Reluctantly, she placed her hand in his, and the contact sent a sharp spark through her veins as he raised her to her feet.
Alexander’s hand remained around hers as he guided her toward the drawing room, and the easy strength of his grip was infuriating in the effect it had on her. He walked as though he had always belonged at her side.
“You appear unsettled,” he murmured, his tone pitched for her alone. “Do you not like to dance?”
Diana angled her head slightly. “Do not presume you have the right to read my reactions.”
“I presume nothing,” he replied, and she hated how easily he said it. “I simply observe.”
Lady Salford reached the drawing room first and turned with bright impatience, her silver-topped cane tapping once against the floorboards. “Come, come, both of you. I have not breathed properly in months for want of amusement, and I refuse to waste another morning speaking of tea when there is an entire Season waiting to be conquered.”

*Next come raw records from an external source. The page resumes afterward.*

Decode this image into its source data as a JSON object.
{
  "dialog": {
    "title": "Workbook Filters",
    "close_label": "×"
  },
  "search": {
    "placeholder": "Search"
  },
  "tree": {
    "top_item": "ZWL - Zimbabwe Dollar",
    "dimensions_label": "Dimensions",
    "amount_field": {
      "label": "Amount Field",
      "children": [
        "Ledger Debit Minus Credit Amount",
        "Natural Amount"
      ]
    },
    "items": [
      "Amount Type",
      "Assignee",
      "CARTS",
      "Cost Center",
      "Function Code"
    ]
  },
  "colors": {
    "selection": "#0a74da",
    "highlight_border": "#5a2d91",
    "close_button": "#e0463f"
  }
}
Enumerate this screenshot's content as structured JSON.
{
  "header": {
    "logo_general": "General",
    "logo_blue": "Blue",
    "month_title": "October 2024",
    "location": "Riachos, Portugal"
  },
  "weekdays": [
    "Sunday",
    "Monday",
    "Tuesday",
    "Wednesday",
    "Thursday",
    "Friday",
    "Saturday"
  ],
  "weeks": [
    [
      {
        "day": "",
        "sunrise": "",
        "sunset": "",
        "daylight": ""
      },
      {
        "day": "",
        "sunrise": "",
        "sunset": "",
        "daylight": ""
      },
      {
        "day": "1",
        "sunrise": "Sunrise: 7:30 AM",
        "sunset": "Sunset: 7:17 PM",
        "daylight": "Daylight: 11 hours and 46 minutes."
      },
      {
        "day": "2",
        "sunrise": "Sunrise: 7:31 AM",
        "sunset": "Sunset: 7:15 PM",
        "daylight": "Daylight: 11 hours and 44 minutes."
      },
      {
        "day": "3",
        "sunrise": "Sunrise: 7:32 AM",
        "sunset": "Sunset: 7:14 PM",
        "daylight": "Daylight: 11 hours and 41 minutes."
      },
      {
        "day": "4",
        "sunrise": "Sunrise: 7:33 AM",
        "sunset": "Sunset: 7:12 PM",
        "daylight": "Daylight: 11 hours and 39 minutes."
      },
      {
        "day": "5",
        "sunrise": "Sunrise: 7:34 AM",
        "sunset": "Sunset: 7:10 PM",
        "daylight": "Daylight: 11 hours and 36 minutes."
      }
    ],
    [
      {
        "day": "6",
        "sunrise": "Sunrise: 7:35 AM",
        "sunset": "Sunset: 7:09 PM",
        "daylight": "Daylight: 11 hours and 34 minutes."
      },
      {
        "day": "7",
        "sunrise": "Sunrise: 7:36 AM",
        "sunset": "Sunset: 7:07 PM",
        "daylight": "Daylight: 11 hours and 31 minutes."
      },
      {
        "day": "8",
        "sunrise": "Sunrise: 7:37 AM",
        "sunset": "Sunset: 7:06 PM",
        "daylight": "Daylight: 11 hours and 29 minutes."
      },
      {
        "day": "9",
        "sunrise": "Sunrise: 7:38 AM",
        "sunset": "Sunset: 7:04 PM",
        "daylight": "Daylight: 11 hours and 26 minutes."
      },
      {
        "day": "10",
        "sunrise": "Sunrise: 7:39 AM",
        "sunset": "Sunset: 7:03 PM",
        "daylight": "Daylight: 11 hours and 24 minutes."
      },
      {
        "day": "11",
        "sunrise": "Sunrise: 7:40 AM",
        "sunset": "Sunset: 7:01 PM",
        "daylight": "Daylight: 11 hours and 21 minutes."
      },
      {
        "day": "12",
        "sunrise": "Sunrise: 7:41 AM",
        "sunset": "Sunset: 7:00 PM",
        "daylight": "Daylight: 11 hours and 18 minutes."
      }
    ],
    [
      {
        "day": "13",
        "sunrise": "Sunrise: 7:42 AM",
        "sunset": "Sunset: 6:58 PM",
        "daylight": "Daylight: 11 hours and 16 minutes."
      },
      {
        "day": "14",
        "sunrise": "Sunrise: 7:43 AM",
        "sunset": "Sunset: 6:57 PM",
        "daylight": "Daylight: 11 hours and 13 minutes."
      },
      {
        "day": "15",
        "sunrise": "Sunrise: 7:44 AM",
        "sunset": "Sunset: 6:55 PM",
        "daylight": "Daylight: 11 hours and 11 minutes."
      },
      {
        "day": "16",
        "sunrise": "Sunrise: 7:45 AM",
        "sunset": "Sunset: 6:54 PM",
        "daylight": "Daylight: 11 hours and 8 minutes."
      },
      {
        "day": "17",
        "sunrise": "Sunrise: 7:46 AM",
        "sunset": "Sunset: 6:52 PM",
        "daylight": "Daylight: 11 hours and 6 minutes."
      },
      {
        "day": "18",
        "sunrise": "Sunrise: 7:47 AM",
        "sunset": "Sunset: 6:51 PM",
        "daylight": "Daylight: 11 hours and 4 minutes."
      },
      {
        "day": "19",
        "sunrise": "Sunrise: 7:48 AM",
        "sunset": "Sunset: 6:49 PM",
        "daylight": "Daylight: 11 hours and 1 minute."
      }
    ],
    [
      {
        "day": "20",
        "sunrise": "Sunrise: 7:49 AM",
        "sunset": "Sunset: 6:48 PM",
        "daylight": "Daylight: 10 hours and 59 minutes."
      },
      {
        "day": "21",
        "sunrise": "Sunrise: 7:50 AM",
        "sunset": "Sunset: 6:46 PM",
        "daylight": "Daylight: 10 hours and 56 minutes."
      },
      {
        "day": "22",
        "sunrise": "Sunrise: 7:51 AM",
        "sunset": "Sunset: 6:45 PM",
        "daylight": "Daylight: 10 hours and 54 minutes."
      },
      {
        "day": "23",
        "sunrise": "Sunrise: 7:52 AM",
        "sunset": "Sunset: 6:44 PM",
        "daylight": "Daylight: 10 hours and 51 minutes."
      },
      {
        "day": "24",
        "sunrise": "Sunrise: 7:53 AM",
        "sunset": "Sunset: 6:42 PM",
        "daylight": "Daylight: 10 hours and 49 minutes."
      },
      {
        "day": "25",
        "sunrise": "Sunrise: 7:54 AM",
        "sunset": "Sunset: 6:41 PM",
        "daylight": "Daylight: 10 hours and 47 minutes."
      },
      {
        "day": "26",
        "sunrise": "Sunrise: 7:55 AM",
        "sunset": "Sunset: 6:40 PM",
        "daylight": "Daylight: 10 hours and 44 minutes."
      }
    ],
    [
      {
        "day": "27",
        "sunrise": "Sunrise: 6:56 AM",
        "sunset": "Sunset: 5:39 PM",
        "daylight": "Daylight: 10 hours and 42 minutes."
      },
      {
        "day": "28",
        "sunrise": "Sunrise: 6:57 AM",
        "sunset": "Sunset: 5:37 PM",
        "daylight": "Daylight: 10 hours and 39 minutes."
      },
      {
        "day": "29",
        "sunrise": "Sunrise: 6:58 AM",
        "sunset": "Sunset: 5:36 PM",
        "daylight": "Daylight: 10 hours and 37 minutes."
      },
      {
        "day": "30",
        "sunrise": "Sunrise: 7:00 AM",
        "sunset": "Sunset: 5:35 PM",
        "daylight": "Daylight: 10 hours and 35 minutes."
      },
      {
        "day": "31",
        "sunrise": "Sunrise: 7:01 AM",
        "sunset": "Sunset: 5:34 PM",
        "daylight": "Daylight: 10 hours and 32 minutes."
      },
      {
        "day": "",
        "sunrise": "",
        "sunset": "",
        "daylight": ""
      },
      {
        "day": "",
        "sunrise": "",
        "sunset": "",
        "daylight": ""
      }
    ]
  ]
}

Diana’s fingers tightened on Alexander’s hand, anchoring herself.
The drawing room was airy and elegant, all pale walls and tall windows. It was a room built for music and conversation, for polite society and measured smiles. It felt suddenly too intimate when Alexander stood beside her with that fiery focus in his green eyes.
Lady Salford settled at the pianoforte with the satisfaction of a commander taking her seat at the head of the table.
“Now,” she said, cracking her knuckles with scandalous cheer, “a simple quadrille tune, nothing that will exhaust us, though I do hope you will not make me regret the decision.”
“We should not dream of it,” Diana said.
Alexander gave a faint sound that might have been agreement, but his gaze never left Diana’s face. It was the look of a man who had decided she was something worth watching.
Lady Salford began to play.
The first notes were light and brisk, familiar in their structure. Diana tried to let the rhythm settle her. She turned toward Alexander, lifted her chin, and placed the appropriate distance between them as they took their positions.
Alexander stepped closer. Not drastically, but enough that Diana’s breath shortened before she could stop it. The warmth of his body seemed to radiate through the air and make her too aware of him.
“Your Grace,” she said under her breath, keeping her smile in place because Lady Salford was watching, “we are not required to stand as though we are attached at the shoulder.”
His mouth curved slightly, and the expression did something wretched to her composure. He seemed pleased.
Diana’s stomach tightened. She made herself lift her hand, as proper, and he took it at once, his fingers closing around hers with unhurried confidence. His hand was warm, his grip steady, and the contact sent a sharp spark through her veins that she resented with all her soul.
They began the steps.
Diana kept her movements precise, her posture impeccable, and for the first few beats she managed to focus on the dance itself. The quadrille demanded attention. Forward, back, turn, exchange. A rhythm of society, of predictability, of rules.
Then his hand settled at her waist, and her breath faltered so sharply she nearly stumbled. She recovered on sheer will alone, and the effort made her pulse thud hard enough to feel beneath her collarbone.
“You are holding me improperly,” she whispered, her smile fixed so tightly it hurt her cheeks.
His breath brushed the shell of her ear, and the sensation sent a shiver down her spine that she could not prevent, no matter how fiercely she commanded herself to remain composed.
“Improper,” he repeated, and there was a note of dark amusement in his voice. “If this is improper, then I cannot fathom how we ever survived the wedding night.”
Diana went hot in an instant. The flush began at her throat and spread upward as though her skin had been set alight, and for a brief, dreadful moment, she could not find the air to respond.
Her mouth opened, then closed again. Her fingers tightened around his hand.
She kept dancing. Her smile was faint and controlled, while her entire body burned with a combination of anger and mortification and something else that was worse because it felt like longing.
Her grip on his hand tightened, her breath catching in shallow, uneven pulls as she waited. Every nerve was drawn taut, braced for the next thing he might do.
Alexander’s gaze lowered to her face, and she saw the moment he registered her silence. His expression shifted, subtle but real, like a door half-opening. The amusement faded, replaced by a sharpened focus that made her stomach tighten. His eyes darkened as they lingered too long, tracing her mouth, the line of her throat, until even her breath felt like an invitation she could not take back.
Lady Salford played on, oblivious and delighted. “Look at you!” she said, clapping once between phrases of music, then returning to the keys as if applause were simply another part of the tune. “You move together beautifully. That is what I like to see. A husband and wife who look as though they are deeply in love.”